Golf is dead, long live golf

 

Sometimes with all the noise its hard to see what’s really going on in the world of golf. Seeing all the hype around TaylorMade’s new driver release and the hysteria around how far DJ is hitting the ball you have to wonder if the version of golf the business of golf cultivates is sustainable and what the long term might look like. What seems certain to me is that TV ratings and equipment sales are really what the world of golf is built around. Participation seems to be secondary and at every opportunity viewers are reminded that they can’t do it, have flaws and need to buy into the world of golf teaching in order to be a golfer.

Granted I’m sure if I was new to the game I would be blown away by shot tracer and seeing the launch and distance numbers but its got very little to do with the game. I feel the same about things like Top Golf or Foot Golf, the world of golf seems to think these are the shining lights but they aren’t golf. I’m sure they’re great fun and successful businesses but we have to wait 600 years to see if they measure up to golf, and they won’t.

In my opinion sadly the battle is lost. The governing bodies have lost the battle against the corporations. This is a quote from an article in the Guardian before the release of the Michael Moore documentary The Corporation:

“Bakan is a Canadian law professor whose brief is as well-ordered, concise and sober as the accusation is grave: behind its benevolent face, he argues, the most important institution of modern capitalism is a Frankenstein's monster that has broken its chains and is now consuming the society that created it.”

The big players in the golf industry have only one interest and that’s short term profits. Any company who uses the term “grow the game” is part of the problem. The moment the professional’s started to run the majority of their own tournaments (TV) the battle lines were set and its been a slow burn. A sign of things to come was the anchoring ban a few years back. The PGA Tour were very close under pressure from its members to create its own rule allowing players to continue anchoring. This would have been the beginning of a professional game separated from the amateur game completely (golf WWF!). The R and A and USGA will introduce a tournament ball pretty soon because if they don’t Augusta will. So the decision to do so is really to avoid the accusation of total and utter negligence. Lower compression and higher spinning balls will help but in the end it won’t even reduce distance by 10%. The higher spin will create a slight premium on ball striking skill (good) but the players will get around it by slight changes in driver spec (lower spin). The issue is that modern drivers require far lass precision so players can hit them as hard as they like, its so bad that two generations of golfer have grown up hitting the ball as hard as they can, its all they know. They is no chance that at this late stage the governing bodies can do anything meaningful at all.

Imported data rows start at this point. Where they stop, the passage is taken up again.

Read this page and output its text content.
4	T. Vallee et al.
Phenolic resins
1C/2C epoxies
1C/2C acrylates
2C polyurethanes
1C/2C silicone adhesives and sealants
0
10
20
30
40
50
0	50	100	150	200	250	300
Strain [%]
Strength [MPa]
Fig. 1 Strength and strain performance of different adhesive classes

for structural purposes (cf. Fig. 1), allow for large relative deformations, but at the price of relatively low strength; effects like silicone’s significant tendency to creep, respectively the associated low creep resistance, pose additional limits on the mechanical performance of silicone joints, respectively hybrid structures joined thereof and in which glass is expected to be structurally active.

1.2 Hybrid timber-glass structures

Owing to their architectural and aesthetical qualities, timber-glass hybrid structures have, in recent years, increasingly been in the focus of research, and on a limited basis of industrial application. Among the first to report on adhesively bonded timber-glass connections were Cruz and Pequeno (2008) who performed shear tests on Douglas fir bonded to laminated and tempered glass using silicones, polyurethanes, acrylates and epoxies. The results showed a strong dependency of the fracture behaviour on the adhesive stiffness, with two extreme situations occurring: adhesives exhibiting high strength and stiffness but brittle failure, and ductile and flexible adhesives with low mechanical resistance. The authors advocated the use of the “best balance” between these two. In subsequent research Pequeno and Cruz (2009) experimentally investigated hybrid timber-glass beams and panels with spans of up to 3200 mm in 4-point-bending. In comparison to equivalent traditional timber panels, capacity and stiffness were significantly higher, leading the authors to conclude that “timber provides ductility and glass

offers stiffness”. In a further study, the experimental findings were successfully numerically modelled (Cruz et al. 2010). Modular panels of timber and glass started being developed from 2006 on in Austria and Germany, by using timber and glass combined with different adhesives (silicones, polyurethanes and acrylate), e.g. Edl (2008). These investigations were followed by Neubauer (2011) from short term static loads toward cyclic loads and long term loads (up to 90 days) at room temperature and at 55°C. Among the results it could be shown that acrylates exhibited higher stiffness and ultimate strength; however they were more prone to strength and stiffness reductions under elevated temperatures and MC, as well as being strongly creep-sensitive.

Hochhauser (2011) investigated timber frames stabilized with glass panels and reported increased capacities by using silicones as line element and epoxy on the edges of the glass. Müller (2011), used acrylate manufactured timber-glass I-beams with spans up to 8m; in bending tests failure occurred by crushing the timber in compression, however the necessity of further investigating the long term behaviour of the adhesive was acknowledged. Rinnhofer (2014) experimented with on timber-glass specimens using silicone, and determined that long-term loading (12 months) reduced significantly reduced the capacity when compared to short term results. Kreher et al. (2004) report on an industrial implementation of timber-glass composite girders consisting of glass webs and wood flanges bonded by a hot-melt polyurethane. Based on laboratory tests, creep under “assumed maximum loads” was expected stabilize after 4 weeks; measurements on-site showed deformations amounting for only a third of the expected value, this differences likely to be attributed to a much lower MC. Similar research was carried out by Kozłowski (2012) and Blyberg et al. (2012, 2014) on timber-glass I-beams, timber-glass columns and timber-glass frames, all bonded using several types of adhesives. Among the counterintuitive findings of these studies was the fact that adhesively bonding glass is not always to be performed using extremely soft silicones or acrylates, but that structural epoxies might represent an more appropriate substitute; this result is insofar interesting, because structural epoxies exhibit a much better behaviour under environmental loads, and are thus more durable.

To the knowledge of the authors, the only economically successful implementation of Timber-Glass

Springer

The real problem is the battle between the game and the business. TV coverage is making the distance madness part of the entertainment and as a result making the stakes higher. Even though the USGA and R and A have massive cash reserves they do not have the resolve to take on the business of golf. Plus they fear the players power. Add to that the mob rule of social media and its fair to say the horse has bolted.

So what will rise out of the ashes? The game of golf that’s what because none of this has anything to do with game. People who understand and love the game will carry on playing, and when the locusts have left the field golfers will still be playing the game the way its always been played. Long live golf.